После этого разговора комиссар долго думал о Миссюре, восхищался его душой. Откуда у него, этого неграмотного, вечного труженика, такая глубокая человечность, такой широкий взгляд на жизнь? Любимая женщина на краю гибели, а он заботится о свободе для всех, о борьбе с фашизмом.

* * *

Была уже полночь, а в ресторан приходили все новые компании офицеров-эсэсовцев. Зал был переполнен. Но хозяин старался всех устроить. Рассовал по углам кадки с цветами. Два столика примостил на сценке, загнав музыкантов в самый угол. Маленький, юркий и невероятно подвижный, он угодливо метался по огромному длинному залу, кланяясь налево и направо и всем благодарно улыбаясь. Официанткам он приказал «вертеться на одной ножке». А музыкантам — «играть без передышки».

Молодой, угрюмый баянист уже выбился из сил. Устало закрыв глаза, он вяло растягивал баян и безбожно врал, пропуская целые аккорды, подолгу молчал там, где вся надежда была только на него.

Барабанщик, хилый старый поляк Тадеуш, почти лежал на своей чуть вздыхающей громадине. Часто невпопад постукивал по дребезжащим, как битое стекло, медным тарелкам. Но даже в эти минуты предельной усталости он внимательно слушал разговор подвыпивших фашистов и вполголоса переводил его на польский язык, понятный всем в оркестре.

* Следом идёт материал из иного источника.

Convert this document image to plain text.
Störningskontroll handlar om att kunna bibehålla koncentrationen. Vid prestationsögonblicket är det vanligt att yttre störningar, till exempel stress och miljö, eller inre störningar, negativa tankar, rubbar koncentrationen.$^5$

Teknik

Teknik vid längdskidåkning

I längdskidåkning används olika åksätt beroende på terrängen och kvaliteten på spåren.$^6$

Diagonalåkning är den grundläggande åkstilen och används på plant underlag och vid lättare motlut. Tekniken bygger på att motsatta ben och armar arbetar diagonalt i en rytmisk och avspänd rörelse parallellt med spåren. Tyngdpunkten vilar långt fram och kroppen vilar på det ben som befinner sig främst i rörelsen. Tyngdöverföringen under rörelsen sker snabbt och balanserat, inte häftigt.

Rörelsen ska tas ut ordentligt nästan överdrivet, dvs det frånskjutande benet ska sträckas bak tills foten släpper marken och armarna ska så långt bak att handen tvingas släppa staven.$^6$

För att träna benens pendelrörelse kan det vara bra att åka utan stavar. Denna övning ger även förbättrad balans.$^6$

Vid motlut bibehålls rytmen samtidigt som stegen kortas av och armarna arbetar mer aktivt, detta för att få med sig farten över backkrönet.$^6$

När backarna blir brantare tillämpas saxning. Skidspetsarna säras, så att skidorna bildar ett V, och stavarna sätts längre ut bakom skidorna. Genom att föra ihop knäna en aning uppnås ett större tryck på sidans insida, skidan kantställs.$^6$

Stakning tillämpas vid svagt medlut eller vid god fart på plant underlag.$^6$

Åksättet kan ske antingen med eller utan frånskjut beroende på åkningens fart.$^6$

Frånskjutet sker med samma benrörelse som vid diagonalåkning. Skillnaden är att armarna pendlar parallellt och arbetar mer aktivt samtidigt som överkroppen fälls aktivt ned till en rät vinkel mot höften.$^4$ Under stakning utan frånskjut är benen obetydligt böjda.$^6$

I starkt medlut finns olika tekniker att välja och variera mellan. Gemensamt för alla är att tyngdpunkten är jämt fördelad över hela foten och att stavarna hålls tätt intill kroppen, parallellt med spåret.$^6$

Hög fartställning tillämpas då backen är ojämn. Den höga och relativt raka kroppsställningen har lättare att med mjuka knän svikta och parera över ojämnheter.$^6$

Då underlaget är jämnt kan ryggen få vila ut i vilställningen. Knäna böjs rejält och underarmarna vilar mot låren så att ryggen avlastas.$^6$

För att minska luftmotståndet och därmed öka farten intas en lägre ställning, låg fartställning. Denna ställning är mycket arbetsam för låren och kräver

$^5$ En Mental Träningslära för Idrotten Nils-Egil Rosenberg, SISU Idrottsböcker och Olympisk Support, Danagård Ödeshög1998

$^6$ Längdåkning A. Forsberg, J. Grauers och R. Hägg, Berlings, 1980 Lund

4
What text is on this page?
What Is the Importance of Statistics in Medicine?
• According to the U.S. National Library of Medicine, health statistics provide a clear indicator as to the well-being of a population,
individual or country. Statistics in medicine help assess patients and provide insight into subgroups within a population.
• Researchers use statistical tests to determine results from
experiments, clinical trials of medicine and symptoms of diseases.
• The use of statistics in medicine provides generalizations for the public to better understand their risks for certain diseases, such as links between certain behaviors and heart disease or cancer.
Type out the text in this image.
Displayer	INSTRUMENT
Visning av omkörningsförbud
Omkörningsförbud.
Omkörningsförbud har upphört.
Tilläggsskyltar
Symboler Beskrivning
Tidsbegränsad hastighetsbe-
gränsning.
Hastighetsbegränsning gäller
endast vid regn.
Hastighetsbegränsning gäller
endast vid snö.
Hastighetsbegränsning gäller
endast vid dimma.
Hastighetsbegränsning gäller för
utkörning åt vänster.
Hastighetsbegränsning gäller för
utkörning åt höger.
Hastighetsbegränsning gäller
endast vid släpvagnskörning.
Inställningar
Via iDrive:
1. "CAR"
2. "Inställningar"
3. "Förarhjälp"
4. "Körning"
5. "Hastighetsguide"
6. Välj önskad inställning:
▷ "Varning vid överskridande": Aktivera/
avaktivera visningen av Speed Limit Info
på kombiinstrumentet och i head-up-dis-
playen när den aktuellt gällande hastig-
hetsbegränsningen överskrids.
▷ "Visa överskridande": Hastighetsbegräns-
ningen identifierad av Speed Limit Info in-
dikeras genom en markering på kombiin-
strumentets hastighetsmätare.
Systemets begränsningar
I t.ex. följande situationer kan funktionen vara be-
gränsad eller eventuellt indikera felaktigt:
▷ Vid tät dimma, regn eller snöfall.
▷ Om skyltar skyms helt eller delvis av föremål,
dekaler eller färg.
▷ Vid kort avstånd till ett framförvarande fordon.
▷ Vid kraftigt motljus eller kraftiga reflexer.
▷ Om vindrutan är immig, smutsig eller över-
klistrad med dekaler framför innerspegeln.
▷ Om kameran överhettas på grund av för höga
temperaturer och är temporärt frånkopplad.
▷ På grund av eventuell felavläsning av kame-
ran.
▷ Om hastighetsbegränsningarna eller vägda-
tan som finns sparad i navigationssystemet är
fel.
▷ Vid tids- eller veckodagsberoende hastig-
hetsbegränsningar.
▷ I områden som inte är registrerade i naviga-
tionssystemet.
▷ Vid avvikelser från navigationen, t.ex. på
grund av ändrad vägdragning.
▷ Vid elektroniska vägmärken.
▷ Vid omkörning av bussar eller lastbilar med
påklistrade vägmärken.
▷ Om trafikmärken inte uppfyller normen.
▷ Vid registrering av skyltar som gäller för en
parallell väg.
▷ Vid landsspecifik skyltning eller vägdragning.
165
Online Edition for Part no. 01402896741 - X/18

Делал он это не потому, что остальные музыканты тоже хотели знать, о чем болтают подвыпившие фашисты. Нет! Просто он «до зубной боли» ненавидел немцев и не мог молчать.

Баянист часто огрызался, ворчал: «Мы с тобой попадем на виселицу!»

На это тщедушный барабанщик отвечал: «Сперва я кого-нибудь из них удушу или зубами загрызу, а уж потом пусть вздергивают!»